If good people are silent, bad things happen.

We live in the land of aloha, a place of beauty, kindness and a melting pot of many races united as one. Let us not ruin our treasured homeland by the viper of discrimination and hate. Let us all vow to be pono with each other.

I have experienced discrimination against Latinos, Blacks, Jews and our Japanese brothers and sisters on the mainland U.S. It is ugly.
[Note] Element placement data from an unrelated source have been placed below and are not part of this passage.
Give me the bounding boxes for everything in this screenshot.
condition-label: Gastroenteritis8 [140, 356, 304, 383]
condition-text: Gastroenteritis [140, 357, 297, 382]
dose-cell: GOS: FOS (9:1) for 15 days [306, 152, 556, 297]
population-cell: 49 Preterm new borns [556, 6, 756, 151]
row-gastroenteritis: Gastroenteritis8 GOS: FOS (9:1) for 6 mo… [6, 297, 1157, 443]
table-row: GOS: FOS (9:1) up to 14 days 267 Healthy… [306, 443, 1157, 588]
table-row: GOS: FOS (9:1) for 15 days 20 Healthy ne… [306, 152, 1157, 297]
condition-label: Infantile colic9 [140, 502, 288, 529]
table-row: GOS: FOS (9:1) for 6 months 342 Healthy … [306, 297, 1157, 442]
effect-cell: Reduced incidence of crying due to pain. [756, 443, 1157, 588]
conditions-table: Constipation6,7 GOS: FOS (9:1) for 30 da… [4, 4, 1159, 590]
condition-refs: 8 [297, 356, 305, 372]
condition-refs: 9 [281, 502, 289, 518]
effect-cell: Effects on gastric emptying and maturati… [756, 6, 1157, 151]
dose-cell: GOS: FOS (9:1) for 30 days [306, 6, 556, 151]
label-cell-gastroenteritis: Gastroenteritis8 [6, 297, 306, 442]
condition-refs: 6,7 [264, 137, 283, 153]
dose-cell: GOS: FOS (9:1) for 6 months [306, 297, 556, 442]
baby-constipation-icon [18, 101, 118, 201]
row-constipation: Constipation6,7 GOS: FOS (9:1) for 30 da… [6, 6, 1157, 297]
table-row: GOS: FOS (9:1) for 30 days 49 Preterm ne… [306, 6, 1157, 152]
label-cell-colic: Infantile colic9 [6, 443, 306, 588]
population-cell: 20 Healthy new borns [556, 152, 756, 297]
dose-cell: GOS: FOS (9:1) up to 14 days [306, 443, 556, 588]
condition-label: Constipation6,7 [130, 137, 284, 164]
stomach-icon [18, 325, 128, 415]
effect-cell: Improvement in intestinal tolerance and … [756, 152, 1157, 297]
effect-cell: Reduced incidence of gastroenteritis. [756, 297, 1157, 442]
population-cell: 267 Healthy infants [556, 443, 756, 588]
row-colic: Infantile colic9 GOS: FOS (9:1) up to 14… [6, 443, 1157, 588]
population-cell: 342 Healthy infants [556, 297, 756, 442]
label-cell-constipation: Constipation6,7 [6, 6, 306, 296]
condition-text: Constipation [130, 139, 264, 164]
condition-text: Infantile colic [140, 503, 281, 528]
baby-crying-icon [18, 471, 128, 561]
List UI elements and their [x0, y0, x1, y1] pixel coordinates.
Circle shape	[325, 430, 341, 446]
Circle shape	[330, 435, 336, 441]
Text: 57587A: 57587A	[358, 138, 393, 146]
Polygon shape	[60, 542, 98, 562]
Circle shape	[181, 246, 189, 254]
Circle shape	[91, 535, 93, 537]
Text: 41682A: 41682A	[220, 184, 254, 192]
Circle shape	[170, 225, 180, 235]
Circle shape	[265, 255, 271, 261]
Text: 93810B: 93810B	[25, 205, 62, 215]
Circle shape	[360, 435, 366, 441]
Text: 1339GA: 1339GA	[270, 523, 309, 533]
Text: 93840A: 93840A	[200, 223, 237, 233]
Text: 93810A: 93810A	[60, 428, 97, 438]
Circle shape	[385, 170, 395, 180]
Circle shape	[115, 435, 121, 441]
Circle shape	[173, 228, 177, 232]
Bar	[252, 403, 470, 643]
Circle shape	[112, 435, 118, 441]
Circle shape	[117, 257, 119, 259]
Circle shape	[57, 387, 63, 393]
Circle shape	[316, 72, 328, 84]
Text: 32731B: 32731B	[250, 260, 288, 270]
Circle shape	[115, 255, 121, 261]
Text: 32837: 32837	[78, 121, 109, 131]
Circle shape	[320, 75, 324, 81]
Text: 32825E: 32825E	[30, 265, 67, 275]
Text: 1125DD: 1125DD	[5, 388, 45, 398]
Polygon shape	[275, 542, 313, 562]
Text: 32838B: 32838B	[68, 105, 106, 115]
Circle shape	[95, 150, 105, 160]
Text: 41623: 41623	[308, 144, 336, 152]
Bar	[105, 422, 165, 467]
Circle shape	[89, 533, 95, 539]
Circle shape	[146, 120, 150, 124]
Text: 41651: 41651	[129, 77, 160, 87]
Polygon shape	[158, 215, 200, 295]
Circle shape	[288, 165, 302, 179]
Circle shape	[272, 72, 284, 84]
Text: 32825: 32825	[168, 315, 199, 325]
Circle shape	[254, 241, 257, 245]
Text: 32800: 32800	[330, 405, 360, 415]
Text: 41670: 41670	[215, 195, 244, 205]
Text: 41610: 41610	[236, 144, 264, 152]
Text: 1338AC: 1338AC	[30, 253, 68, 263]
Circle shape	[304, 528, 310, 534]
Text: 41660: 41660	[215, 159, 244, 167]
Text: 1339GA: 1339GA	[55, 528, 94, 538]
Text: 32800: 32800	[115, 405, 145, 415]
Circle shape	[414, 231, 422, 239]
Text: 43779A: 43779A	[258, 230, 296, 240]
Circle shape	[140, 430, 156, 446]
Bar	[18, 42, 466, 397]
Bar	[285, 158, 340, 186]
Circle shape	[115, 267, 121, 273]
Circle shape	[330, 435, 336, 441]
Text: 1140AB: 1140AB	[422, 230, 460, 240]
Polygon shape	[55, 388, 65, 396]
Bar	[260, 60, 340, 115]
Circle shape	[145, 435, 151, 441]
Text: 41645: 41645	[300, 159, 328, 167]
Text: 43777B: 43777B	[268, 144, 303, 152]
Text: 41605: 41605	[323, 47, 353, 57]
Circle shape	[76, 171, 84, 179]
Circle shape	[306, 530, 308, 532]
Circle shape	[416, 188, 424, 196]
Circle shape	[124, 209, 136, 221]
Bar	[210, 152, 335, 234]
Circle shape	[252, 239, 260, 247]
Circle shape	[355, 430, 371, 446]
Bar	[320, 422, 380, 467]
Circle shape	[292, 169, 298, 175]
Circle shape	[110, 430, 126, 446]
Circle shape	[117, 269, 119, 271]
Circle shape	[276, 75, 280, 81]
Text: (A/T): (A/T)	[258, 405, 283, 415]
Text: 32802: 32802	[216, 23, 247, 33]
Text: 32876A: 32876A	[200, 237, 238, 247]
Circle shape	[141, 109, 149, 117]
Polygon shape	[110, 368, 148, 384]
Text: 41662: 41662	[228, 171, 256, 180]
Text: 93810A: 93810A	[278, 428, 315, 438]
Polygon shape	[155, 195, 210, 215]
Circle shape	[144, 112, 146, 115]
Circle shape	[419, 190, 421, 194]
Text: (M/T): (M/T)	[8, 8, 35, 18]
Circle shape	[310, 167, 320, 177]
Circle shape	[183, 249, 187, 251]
It must not happen in Hawai‘i.

William J. Fernandez, Kapa‘a

Frequent visitors are staying away

We shudder to think of the virus running rampant again in the island state.

We are frequent visitors who have stayed away so as to not expose ourselves to the islanders nor the islanders to us.

We see the occupancy rates of the state’s hospitals increasing to near capacity.

We wonder why when we are dealing with such a remote location of our citizens our government does not do more to assign our assets when there is a need.

We can all complain about President Trump, but he did do his best to assign what we have to places where it would do the most good. Hey, he even assigns a ship with 1,000 hospital beds to New York, but out of spite the governor did not use it.

Why does our existing president not assign that ship to Hawai‘i?

Instead of running around and doing nothing, why not move some of these things so the islands can lean on them?

I am guessing that we would not see the asset sit unused in Hawai‘i.

Why is the press not making positive noises/suggestions like this instead of making the public seem to be the villains because they want to live a life with their families?